Я задумывалась: станут ли сельчане отворачиваться от отца, работающего на мятежников, будут ли замолкать при его приближении? Но мои наблюдения подтвердили прямо противоположное. Люди приходили к нам испрашивать мнение первого человека Черного озера: какому барану крыть маток? Звать ли Плотника, чтобы заменил деревянные растяжки для шкур, которые, по словам Дубильщика, покорежились еще сто лет назад, а вовсе не после того, как он оставил их под дождем? Какую из одноногих куриц следует выбрать Старцу для жертвоприношения? Сородичей интересовали суждения отца по всем вопросам, кроме козней Лиса и его попыток обратить людей в свою веру. Тут, надо полагать, мнения деревенских и отца совпадали.
Сыграв дюжину раз, мы с Долькой и Оспинкой встаем. Выпиваем по черпаку воды, помогаем друг другу собрать с платьев обрезки нитей. В дверях сестры делают торжественные мины и восклицают, обращаясь к Лису, все еще стоящему на коленях под крестом: «Матери-Земли благостыня!», а потом пожимают плечами, когда он даже не раскрывает глаз в ответ. Затем они поворачиваются к ночной тьме и кричат: «Скоро рассвет!», чтобы темные феи убрались с дороги.
На пороге Оспинка медлит и оборачивается:
— Так, значит, завтра пойдем змеиные кости искать? Точно?
— Да, завтра, — киваю я.
— Идем. — Долька тянет сестру за руку.
— А где будем искать? — не унимается Оспинка, не сходя с места, словно именно сейчас я могу раскрыть секрет, сладкий как мед.
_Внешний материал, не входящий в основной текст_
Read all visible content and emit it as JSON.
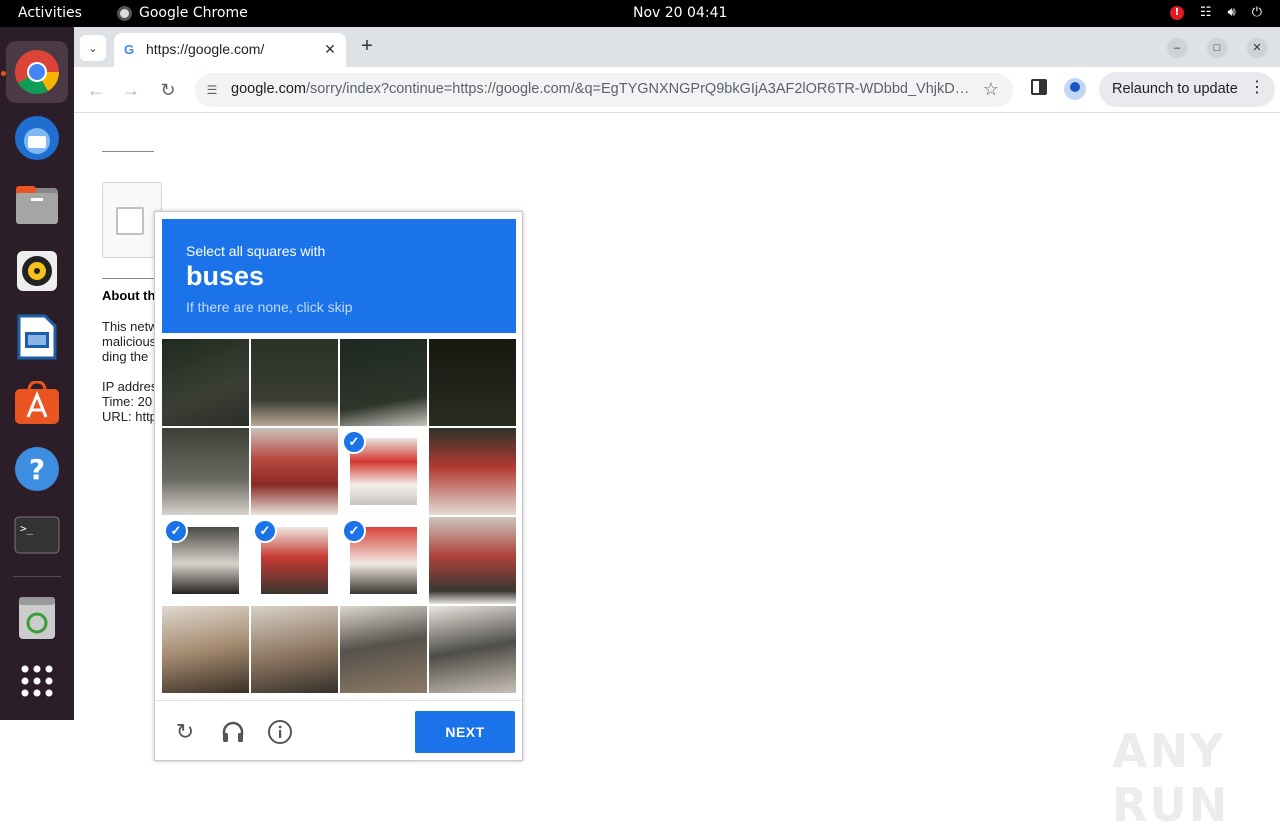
{
  "topbar": {
    "activities": "Activities",
    "app_name": "Google Chrome",
    "clock": "Nov 20  04:41",
    "alert_badge": "!"
  },
  "dock": {
    "items": [
      "chrome",
      "thunderbird",
      "files",
      "rhythmbox",
      "writer",
      "app-center",
      "help",
      "terminal",
      "trash",
      "show-apps"
    ]
  },
  "browser": {
    "tab_title": "https://google.com/",
    "tab_favicon": "G",
    "url_host": "google.com",
    "url_path": "/sorry/index?continue=https://google.com/&q=EgTYGNXNGPrQ9bkGIjA3AF2lOR6TR-WDbbd_VhjkDjwO...",
    "relaunch_label": "Relaunch to update"
  },
  "page": {
    "about_heading": "About th",
    "lines": [
      "This netw",
      "malicious",
      "ding the",
      "IP addres",
      "Time: 20",
      "URL: http"
    ]
  },
  "captcha": {
    "instruction": "Select all squares with",
    "target": "buses",
    "skip_hint": "If there are none, click skip",
    "next_label": "NEXT",
    "selected_tiles": [
      6,
      8,
      9,
      10
    ],
    "accent_color": "#1a73e8"
  },
  "watermark": "ANY RUN"
}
Как заставить их уйти? Я напускаю на себя выражение глубокой задумчивости.
— На гати?
— Идем! — Долька снова дергает ее.
Но Оспинка стоит как вкопанная.
— Не пойду, пока она точно не скажет. Хромуша, закрой глаза.
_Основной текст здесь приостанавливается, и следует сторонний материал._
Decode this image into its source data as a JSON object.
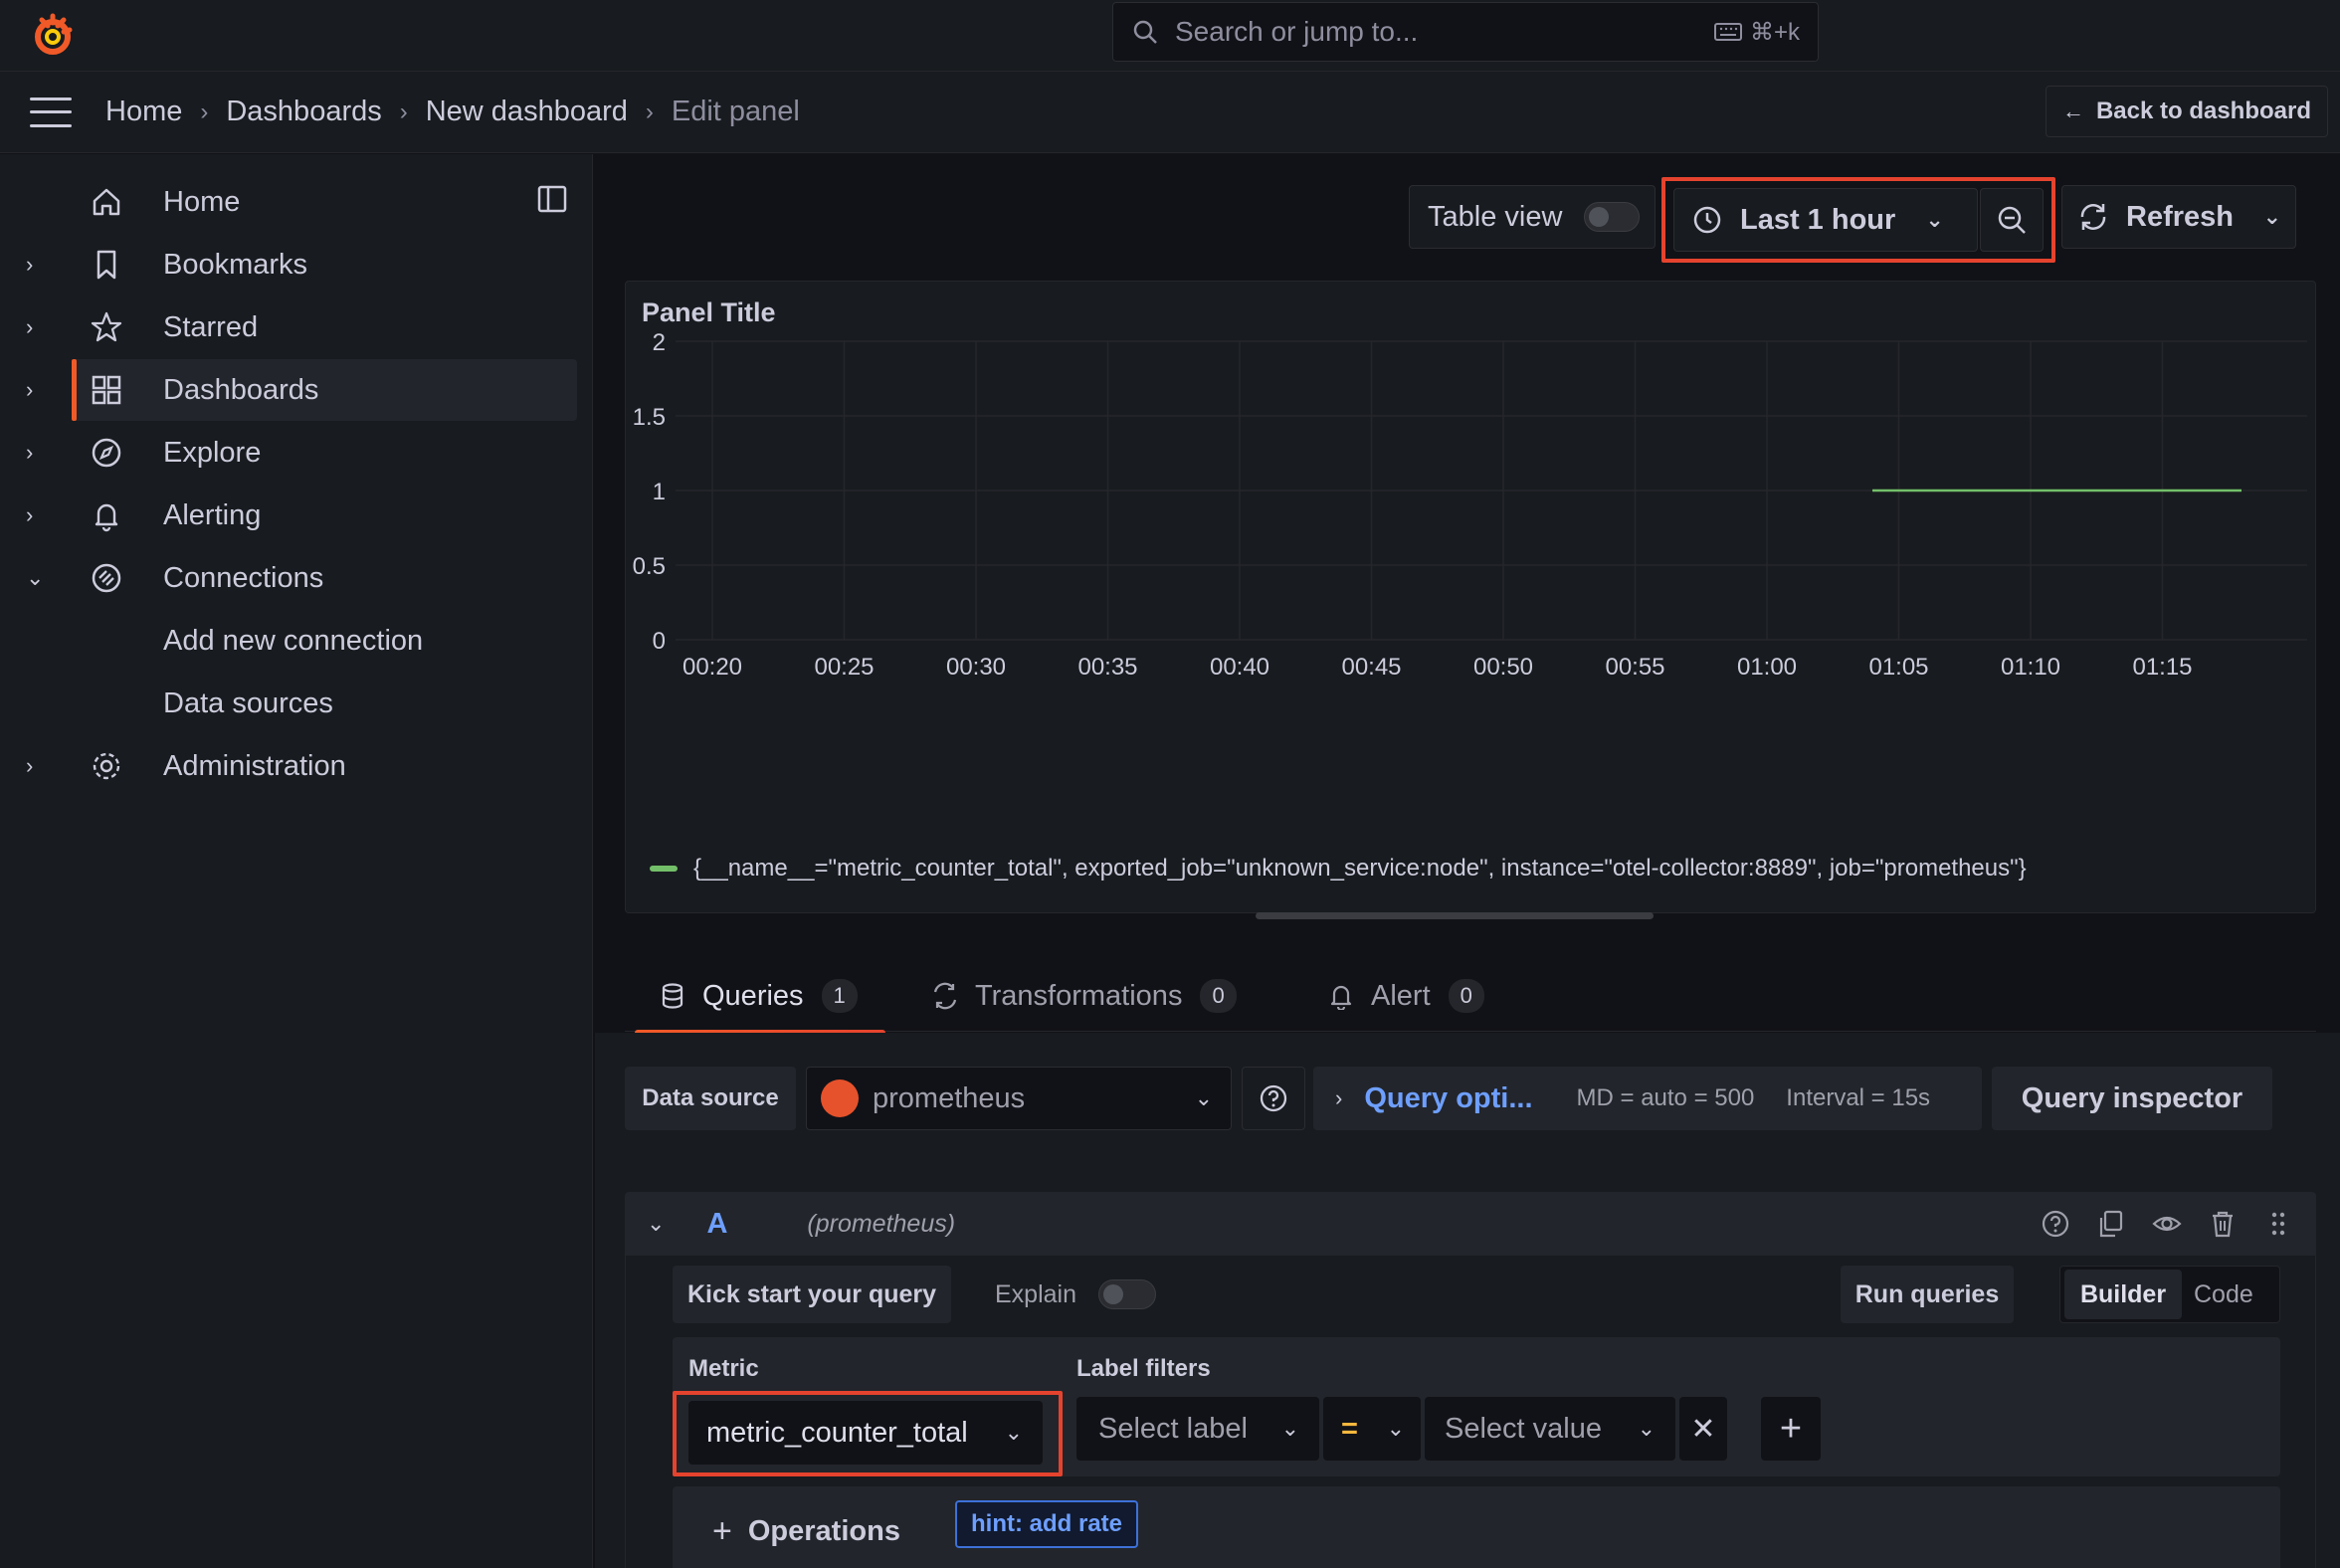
{
  "search": {
    "placeholder": "Search or jump to...",
    "shortcut": "⌘+k"
  },
  "breadcrumb": [
    "Home",
    "Dashboards",
    "New dashboard",
    "Edit panel"
  ],
  "back_label": "Back to dashboard",
  "sidebar": {
    "items": [
      {
        "label": "Home",
        "icon": "home-icon"
      },
      {
        "label": "Bookmarks",
        "icon": "bookmark-icon"
      },
      {
        "label": "Starred",
        "icon": "star-icon"
      },
      {
        "label": "Dashboards",
        "icon": "apps-icon",
        "active": true
      },
      {
        "label": "Explore",
        "icon": "compass-icon"
      },
      {
        "label": "Alerting",
        "icon": "bell-icon"
      },
      {
        "label": "Connections",
        "icon": "connections-icon",
        "expanded": true
      },
      {
        "label": "Add new connection"
      },
      {
        "label": "Data sources"
      },
      {
        "label": "Administration",
        "icon": "gear-icon"
      }
    ]
  },
  "toolbar": {
    "table_view": "Table view",
    "time_range": "Last 1 hour",
    "refresh": "Refresh"
  },
  "panel": {
    "title": "Panel Title"
  },
  "chart_data": {
    "type": "line",
    "title": "Panel Title",
    "x_ticks": [
      "00:20",
      "00:25",
      "00:30",
      "00:35",
      "00:40",
      "00:45",
      "00:50",
      "00:55",
      "01:00",
      "01:05",
      "01:10",
      "01:15"
    ],
    "y_ticks": [
      "0",
      "0.5",
      "1",
      "1.5",
      "2"
    ],
    "ylim": [
      0,
      2
    ],
    "series": [
      {
        "name": "{__name__=\"metric_counter_total\", exported_job=\"unknown_service:node\", instance=\"otel-collector:8889\", job=\"prometheus\"}",
        "color": "#73bf69",
        "x_start": "01:04",
        "x_end": "01:18",
        "value": 1
      }
    ],
    "grid": true,
    "legend": "bottom-left"
  },
  "tabs": [
    {
      "label": "Queries",
      "count": "1"
    },
    {
      "label": "Transformations",
      "count": "0"
    },
    {
      "label": "Alert",
      "count": "0"
    }
  ],
  "query_toolbar": {
    "data_source_label": "Data source",
    "data_source": "prometheus",
    "query_options": "Query opti...",
    "md": "MD = auto = 500",
    "interval": "Interval = 15s",
    "inspector": "Query inspector"
  },
  "query": {
    "ref": "A",
    "datasource": "(prometheus)",
    "kick_start": "Kick start your query",
    "explain": "Explain",
    "run": "Run queries",
    "mode_builder": "Builder",
    "mode_code": "Code",
    "metric_label": "Metric",
    "metric_value": "metric_counter_total",
    "filters_label": "Label filters",
    "select_label": "Select label",
    "operator": "=",
    "select_value": "Select value",
    "operations": "Operations",
    "hint": "hint: add rate"
  }
}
Меня охватывает ужас: Оспинка хочет возродить нашу детскую игру. Я на мгновение покорно закрываю глаза и вижу узловатый белый хребет, изогнутые ребра и осколок песчаника, отмечающего местонахождение костей в Священной роще.
— Идем! — рявкает Долька.
— Не пойду, пока она не скажет.
Лис все еще на коленях, его лицо ничего не выражает, глаза прикрыты.
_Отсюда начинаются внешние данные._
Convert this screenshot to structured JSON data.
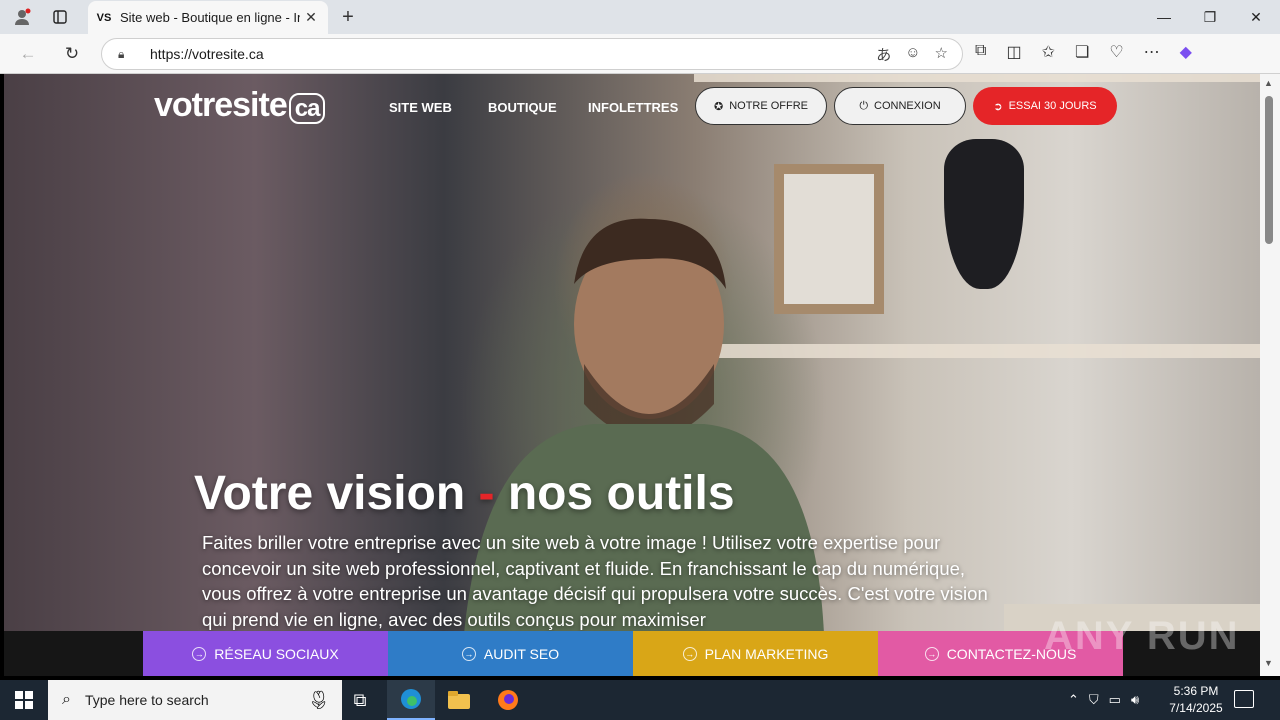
{
  "browser": {
    "tab_title": "Site web - Boutique en ligne - Info",
    "tab_favicon": "VS",
    "url": "https://votresite.ca"
  },
  "site": {
    "logo_text": "votresite",
    "logo_suffix": "ca",
    "menu": [
      "SITE WEB",
      "BOUTIQUE",
      "INFOLETTRES"
    ],
    "btn_offer": "NOTRE OFFRE",
    "btn_login": "CONNEXION",
    "btn_trial": "ESSAI 30 JOURS",
    "hero_title_a": "Votre vision",
    "hero_title_dash": "-",
    "hero_title_b": "nos outils",
    "hero_text": "Faites briller votre entreprise avec un site web à votre image ! Utilisez votre expertise pour concevoir un site web professionnel, captivant et fluide. En franchissant le cap du numérique, vous offrez à votre entreprise un avantage décisif qui propulsera votre succès. C'est votre vision qui prend vie en ligne, avec des outils conçus pour maximiser",
    "bottom_links": [
      {
        "label": "RÉSEAU SOCIAUX",
        "color": "#8b4fe0"
      },
      {
        "label": "AUDIT SEO",
        "color": "#2f7cc7"
      },
      {
        "label": "PLAN MARKETING",
        "color": "#d9a617"
      },
      {
        "label": "CONTACTEZ-NOUS",
        "color": "#e25aa4"
      }
    ],
    "accent_red": "#e52528"
  },
  "watermark": "ANY RUN",
  "taskbar": {
    "search_placeholder": "Type here to search",
    "time": "5:36 PM",
    "date": "7/14/2025"
  }
}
— Каменный алтарь, — шепчу я.
Оспинка с сомнением глядит на меня, затем выпаливает:
— Никогда не видела змей в Священной роще.
В этот раз Долька уже не дергает сестру, а обхватывает ее за шею и выволакивает в черноту ночи.
Я закрываю дверь, возвращаюсь к ручной мельнице. Отец откладывает клинок и точило, смотрит на меня. Лис тоже.
— Ты говорила, будто не можешь выбирать предсказания? — Он буравит меня взглядом.
— Не могу.
— И тем не менее ты закрываешь глаза и говоришь девчонкам, где найти змеиный скелет?
— Просто глупая игра, — вмешивается отец с такой уверенностью, что я понимаю: он не подозревает о камушках, которые я мысленно отыскивала в детстве.
У меня взмокают ладони. Когда я вытираю их о платье, прежде чем взяться за ручку мельницы, Лис говорит:
— Вы, отроковицы, что агнцы в своей невинности.
Агнцы? Вроде тех, что стреножены на каменном алтаре?
Белое одеяние друида в свете пламени кажется желтоватым, а щеки под темными глазницами отливают янтарем.